Genes encoding biotin carboxylase subunit of acetyl-CoA carboxylase from Brassica napus and parental species: cloning, expression patterns, and evolution

Authors: LI, ZHI - Chinese Academy Of Sciences; YIN, WEI - Chinese Academy Of Sciences; SONG, LI - Chinese Academy Of Sciences; CHEN, YU - Chinese Academy Of Sciences; GUAN, RONG - Chinese Academy Of Sciences; WANG, JING - Chinese Academy Of Sciences; Wang, Richard; HU, ZAN - Chinese Academy Of Sciences

Submitted to: Genome
Publication Type: Peer Reviewed Journal
Publication Acceptance Date: 10/20/2010
Publication Date: 2/25/2011
Citation: Li, Z.G., Yin, W.B., Song, L.Y., Chen, Y.H., Guan, R.Z., Wang, J.Q., Wang, R., Hu, Z.M. 2011. Genes encoding biotin carboxylase subunit of acetyl-CoA carboxylase from Brassica napus and parental species: cloning, expression patterns, and evolution. Genome. 54:202-211.

Interpretive Summary: Changes in DNA sequences of functional genes, intergenic spacers, and repetitive sequences of living organisms are causing genome evolution that leads to speciation and biodiversity.

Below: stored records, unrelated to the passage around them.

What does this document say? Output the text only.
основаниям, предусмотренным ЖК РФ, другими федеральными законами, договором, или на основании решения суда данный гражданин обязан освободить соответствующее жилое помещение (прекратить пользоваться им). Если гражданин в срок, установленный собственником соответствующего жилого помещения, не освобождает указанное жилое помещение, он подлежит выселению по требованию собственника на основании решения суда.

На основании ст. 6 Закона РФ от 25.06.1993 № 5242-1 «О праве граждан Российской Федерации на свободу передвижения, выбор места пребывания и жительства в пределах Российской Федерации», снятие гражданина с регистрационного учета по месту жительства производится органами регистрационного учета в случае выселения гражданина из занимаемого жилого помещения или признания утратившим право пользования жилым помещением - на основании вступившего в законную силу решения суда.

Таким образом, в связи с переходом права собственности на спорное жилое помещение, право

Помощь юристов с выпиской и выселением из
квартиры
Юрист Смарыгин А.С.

We analyzed DNA sequences of cloned biotin carboxylase genes from oilseed rape (Brassica napus, a Eurasian plant cultivated for its seed and as a forage crop) and its parental species, B. rapa (common turnip) and B. oleracea (common cabbage). Results from these analyses confirmed the time and lineage of evolutionary history for oilseed rape. This study also contributes to our understanding of the regulation of fatty acid biosynthesis in plants.

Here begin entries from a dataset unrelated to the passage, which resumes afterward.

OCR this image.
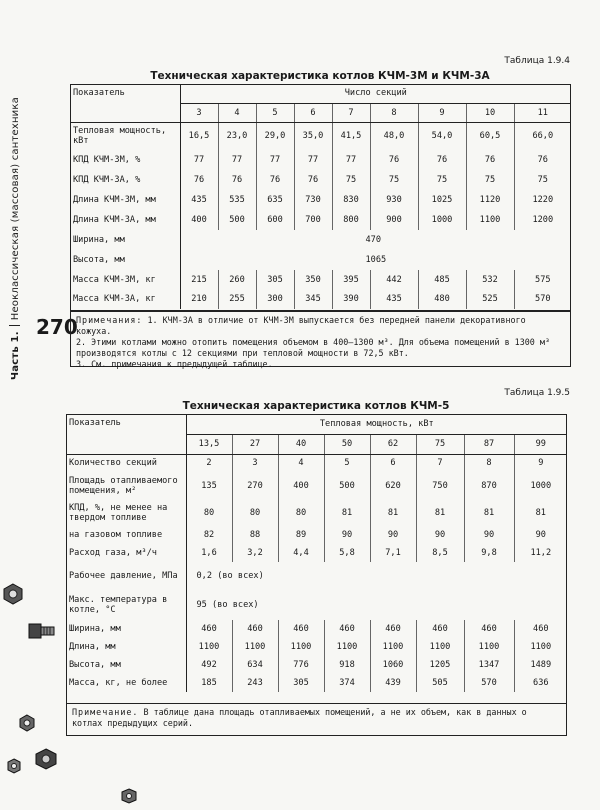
Часть 1.Неоклассическая (массовая) сантехника
270
Таблица 1.9.4
Техническая характеристика котлов КЧМ-3М и КЧМ-3А
Показатель	Число секций								
	3	4	5	6	7	8	9	10	11
Тепловая мощность, кВт	16,5	23,0	29,0	35,0	41,5	48,0	54,0	60,5	66,0
КПД КЧМ-3М, %	77	77	77	77	77	76	76	76	76
КПД КЧМ-3А, %	76	76	76	76	75	75	75	75	75
Длина КЧМ-3М, мм	435	535	635	730	830	930	1025	1120	1220
Длина КЧМ-3А, мм	400	500	600	700	800	900	1000	1100	1200
Ширина, мм	470								
Высота, мм	1065								
Масса КЧМ-3М, кг	215	260	305	350	395	442	485	532	575
Масса КЧМ-3А, кг	210	255	300	345	390	435	480	525	570
Примечания: 1. КЧМ-3А в отличие от КЧМ-3М выпускается без передней панели декоративного кожуха.
2. Этими котлами можно отопить помещения объемом в 400—1300 м³. Для объема помещений в 1300 м³ производятся котлы с 12 секциями при тепловой мощности в 72,5 кВт.
3. См. примечания к предыдущей таблице.
Таблица 1.9.5
Техническая характеристика котлов КЧМ-5
Показатель	Тепловая мощность, кВт							
	13,5	27	40	50	62	75	87	99
Количество секций	2	3	4	5	6	7	8	9
Площадь отапливаемого помещения, м²	135	270	400	500	620	750	870	1000
КПД, %, не менее на твердом топливе	80	80	80	81	81	81	81	81
на газовом топливе	82	88	89	90	90	90	90	90
Расход газа, м³/ч	1,6	3,2	4,4	5,8	7,1	8,5	9,8	11,2
Рабочее давление, МПа	0,2 (во всех)							
Макс. температура в котле, °С	95 (во всех)							
Ширина, мм	460	460	460	460	460	460	460	460
Длина, мм	1100	1100	1100	1100	1100	1100	1100	1100
Высота, мм	492	634	776	918	1060	1205	1347	1489
Масса, кг, не более	185	243	305	374	439	505	570	636
Примечание. В таблице дана площадь отапливаемых помещений, а не их объем, как в данных о котлах предыдущих серий.
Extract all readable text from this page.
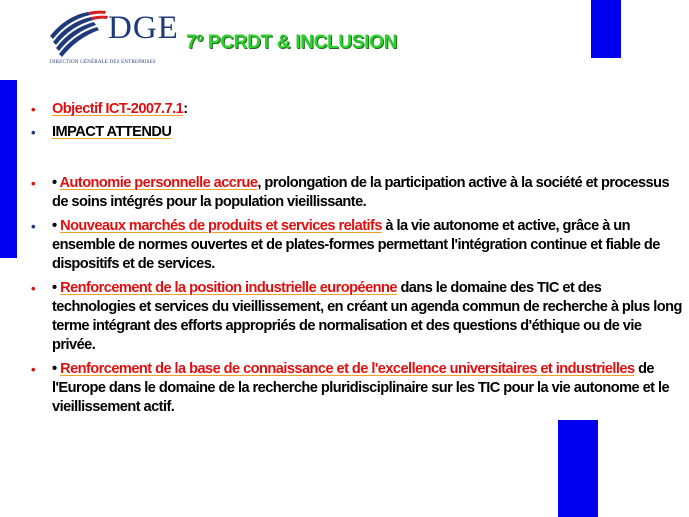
DGE
DIRECTION GÉNÉRALE DES ENTREPRISES
7º PCRDT & INCLUSION
•	Objectif ICT-2007.7.1:
•	IMPACT ATTENDU
•	• Autonomie personnelle accrue, prolongation de la participation active à la société et processus de soins intégrés pour la population vieillissante.
•	• Nouveaux marchés de produits et services relatifs à la vie autonome et active, grâce à un ensemble de normes ouvertes et de plates-formes permettant l'intégration continue et fiable de dispositifs et de services.
•	• Renforcement de la position industrielle européenne dans le domaine des TIC et des technologies et services du vieillissement, en créant un agenda commun de recherche à plus long terme intégrant des efforts appropriés de normalisation et des questions d'éthique ou de vie privée.
•	• Renforcement de la base de connaissance et de l'excellence universitaires et industrielles de l'Europe dans le domaine de la recherche pluridisciplinaire sur les TIC pour la vie autonome et le vieillissement actif.
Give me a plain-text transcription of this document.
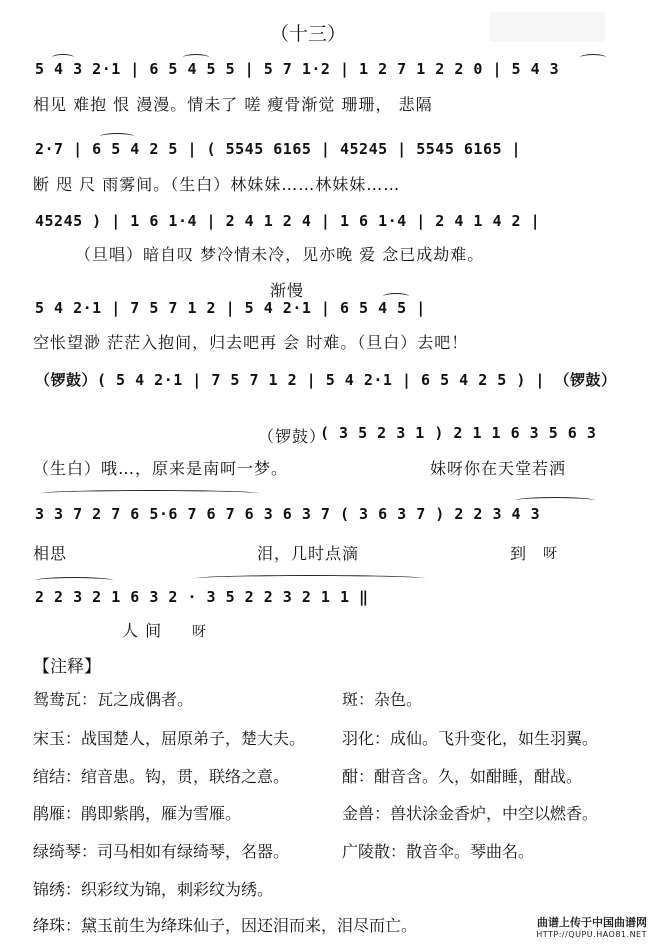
（十三）
5 4 3 2·1 | 6 5 4 5 5 | 5 7 1·2 | 1 2 7 1 2 2 0 | 5 4 3
相见 难抱 恨 漫漫。情未了 嗟 瘦骨渐觉 珊珊， 悲隔
2·7 | 6 5 4 2 5 | ( 5545 6165 | 45245 | 5545 6165 |
断 咫 尺 雨雾间。（生白）林妹妹……林妹妹……
45245 ) | 1 6 1·4 | 2 4 1 2 4 | 1 6 1·4 | 2 4 1 4 2 |
（旦唱）暗自叹 梦冷情未冷，见亦晚 爱 念已成劫难。
渐慢
5 4 2·1 | 7 5 7 1 2 | 5 4 2·1 | 6 5 4 5 |
空怅望渺 茫茫入抱间，归去吧再 会 时难。（旦白）去吧！
（锣鼓）( 5 4 2·1 | 7 5 7 1 2 | 5 4 2·1 | 6 5 4 2 5 ) | （锣鼓）
（锣鼓）
( 3 5 2 3 1 ) 2 1 1 6 3 5 6 3
（生白）哦…，原来是南呵一梦。	妹呀你在天堂若洒
3 3 7 2 7 6 5·6 7 6 7 6 3 6 3 7 ( 3 6 3 7 ) 2 2 3 4 3
相思	泪，几时点滴	到 呀
2 2 3 2 1 6 3 2 · 3 5 2 2 3 2 1 1 ‖
人 间 呀
【注释】
鸳鸯瓦：瓦之成偶者。	斑：杂色。
宋玉：战国楚人，屈原弟子，楚大夫。 羽化：成仙。飞升变化，如生羽翼。
绾结：绾音患。钩，贯，联络之意。	酣：酣音含。久，如酣睡，酣战。
鹃雁：鹃即紫鹃，雁为雪雁。	金兽：兽状涂金香炉，中空以燃香。
绿绮琴：司马相如有绿绮琴，名器。	广陵散：散音伞。琴曲名。
锦绣：织彩纹为锦，刺彩纹为绣。
绛珠：黛玉前生为绛珠仙子，因还泪而来，泪尽而亡。	曲谱上传于中国曲谱网
HTTP://QUPU.HAO81.NET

Technical Abstract: Comparative genomics is a useful tool to investigate gene and genome evolution. Biotin carboxylase (BC), an important subunit of heteromeric ACCase that is a rate-limiting enzyme in fatty acid biosynthesis in dicots, catalyzes ATP, biotin-carboxyl-carrier protein and CO2 to form carboxybiotin-carboxyl-carrier protein. In this research, we cloned four genes encoding BC from Brassica napus (namely BnaC.BC.a, BnaC.BC.b, BnaA.BC.a and BnA.BC.b), and two from each of the two parental species, B. rapa (BraA.BC.a and BraA.BC.b) and B. oleracea (BolC.BC.a and BolC.BC.b). Sequence analyses revealed that in B. napus the gene BnaC.BC.a and BnaC.BC.b were from the C genome of B. oleracea, whereas BnaA.BC.a and BnaA.BC.b were from the A genome of B. rapa. Comparative and cluster analysis indicated that these genes were divided into two major groups, BnaC.BC.a, BnaA.BC.a, BraA.BC.a and BolC.BC.a in group-1, and BnaC.BC.b, BnaA.BC.b, BraA.BC.b, and BolC.BC.b in group-2. The divergence of group-1 and group-2 genes occurred in their common ancestor 13~17 million years ago (MYA), soon after the divergence of A. thaliana and Brassica (15-20 MYA) and identical to the previously reported triplicated time of paralogous subgenomes of diploid Brassica species and the divergence date of group-1 and group-2 genes of a-CT, another subunit of heteromeric ACCase, in Brassica. RT-PCR revealed that the expression level of group-1 and group-2 genes varied in different organs, and the expression patterns of the two groups of genes were similar in different organs, except in flower. The amino acid sequences of proteins encloded by these genes were highly conserved except the sequence encoding predicted plastid transit peptides. The plastid transit peptides on the BC precursors of Brassica (71-72 amino acid residues) were predicted based on AtBC protein, compared and confirmed by fusion with GFP. Our results will be helpful in elucidating the evolution and the regulation of ACCase in oilseed rape.